Training DreamZero with Wan2.2-TI2V-5B Backbone

This guide explains how to train DreamZero on the DROID dataset using Wan2.2-TI2V-5B as the backbone instead of the default Wan2.1-I2V-14B.

Architecture Differences

Component	Wan2.1-I2V-14B	Wan2.2-TI2V-5B
DiT dim	5120	3072
DiT layers	32	30
DiT heads	16	24
FFN dim	13824	14336
VAE latent channels	16	48
VAE spatial stride	8×	16×
Model type	i2v	ti2v

FFN = Feed-Forward Network: the two-layer MLP in each transformer block (Linear → GELU → Linear). FFN dim is the intermediate hidden size (e.g. 14336 for 5B).

DreamZero uses a CausalWanModel wrapper that extends the base Wan architecture with action/state registers for robot policy learning. The same CausalWanModel class supports both Wan2.1 and Wan2.2 backbones via configuration—no new class is required. The config switches the architecture parameters (dim, in_dim, out_dim, etc.) and uses WanVideoVAE38 for the 48-channel Wan2.2 VAE.

What action/state registers do: The DiT sees a single sequence [video_tokens | action_register] where the action register is encoded action and state features (one chunk per block). All tokens share the same transformer (with causal masking and RoPE). The model learns to predict video noise (dynamics) and action noise (policy): the action-register slice is decoded by action_decoder to produce action noise predictions. So the model is conditioned on current state and (noisy) actions and learns to denoise both video and actions for closed-loop policy learning.

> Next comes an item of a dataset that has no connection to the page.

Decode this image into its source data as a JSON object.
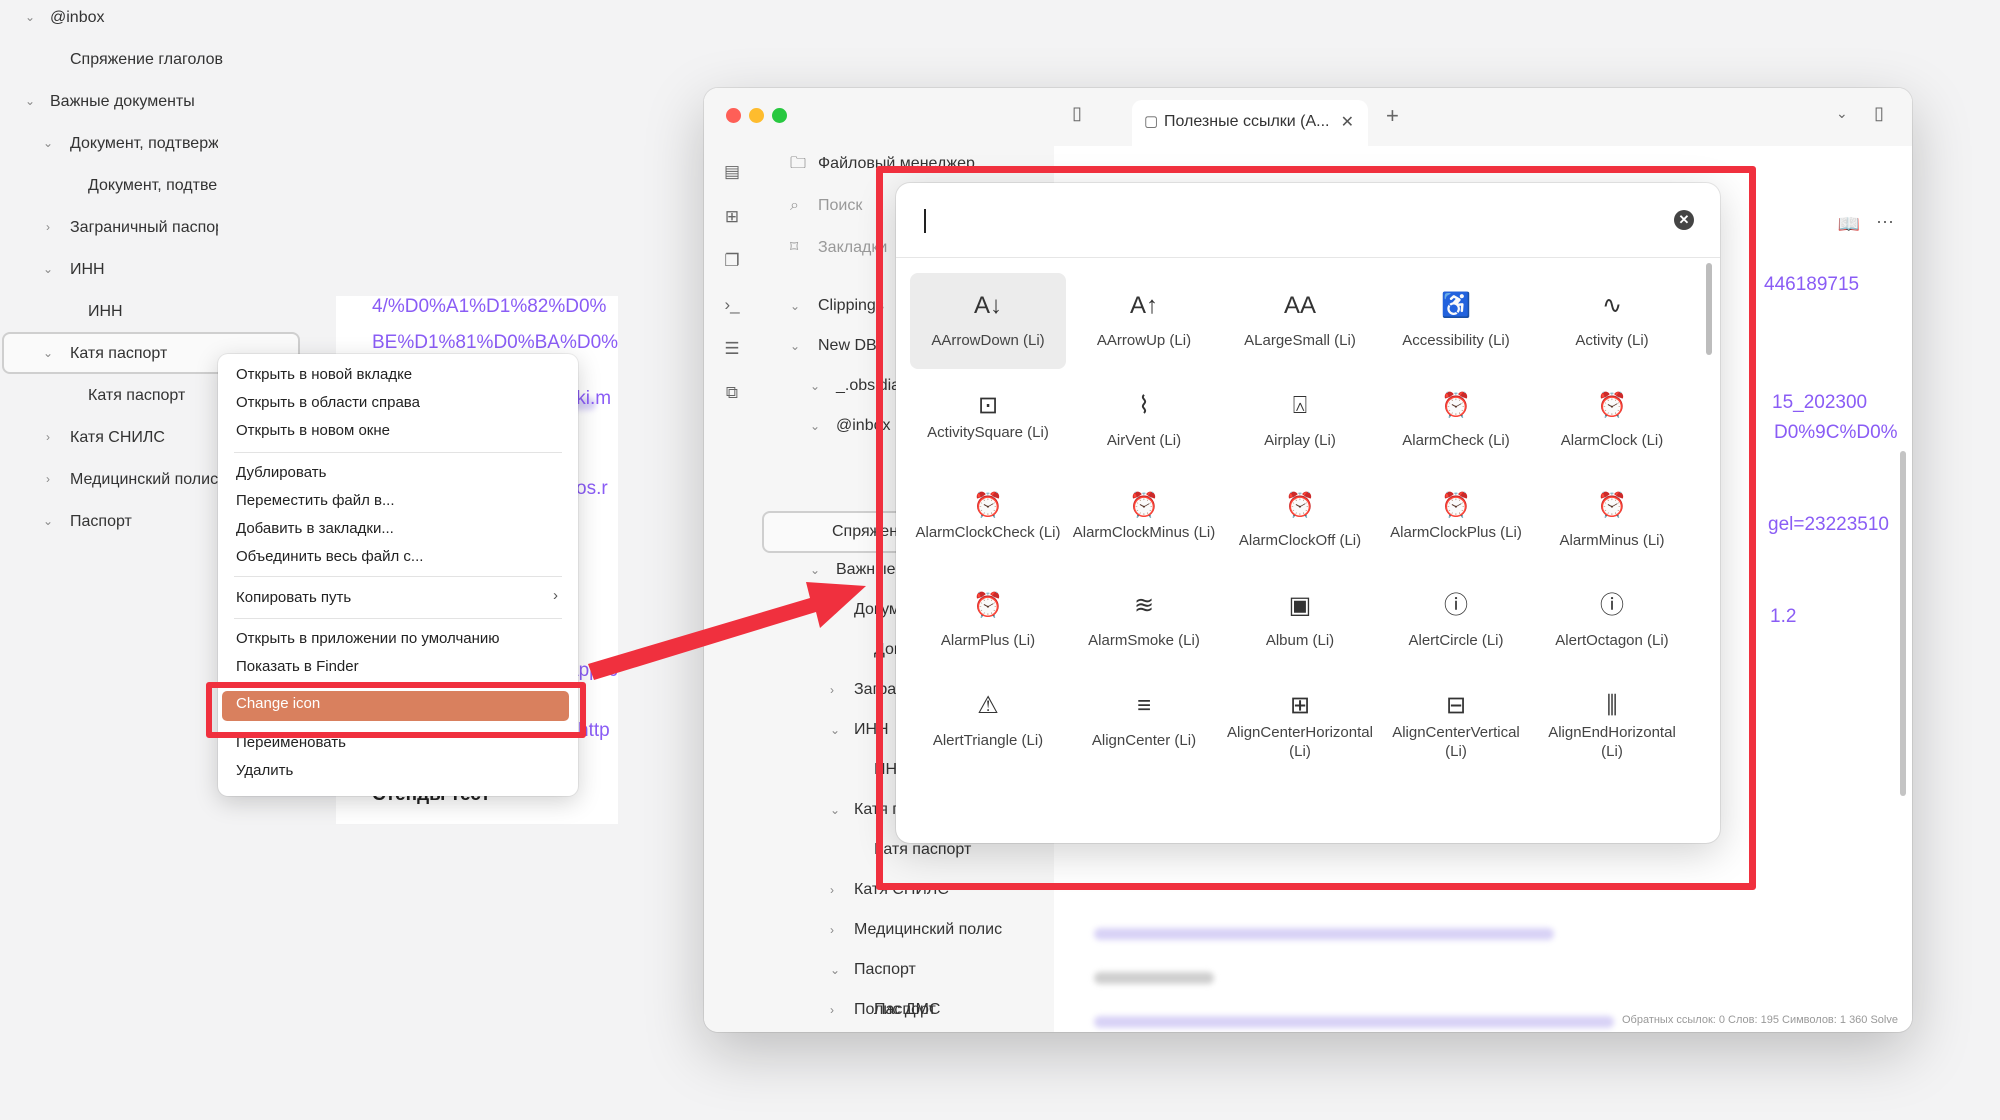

Causal masking, RoPE, and sequence layout

Causal masking

In attention, causal masking means each position can only attend to past and current positions (no future). So token at index i can see keys at indices j ≤ i. That keeps the model autoregressive: it never uses future video frames or future actions when predicting the current step. In CausalWanModel the masking is blockwise: the first frame attends to itself; each later block of video frames can attend to the first frame plus previous (and optionally current) blocks. Action and state tokens have their own causal pattern so each action chunk only sees past video and past actions/state. This matches policy learning where you condition on observed history and predict the next action chunk.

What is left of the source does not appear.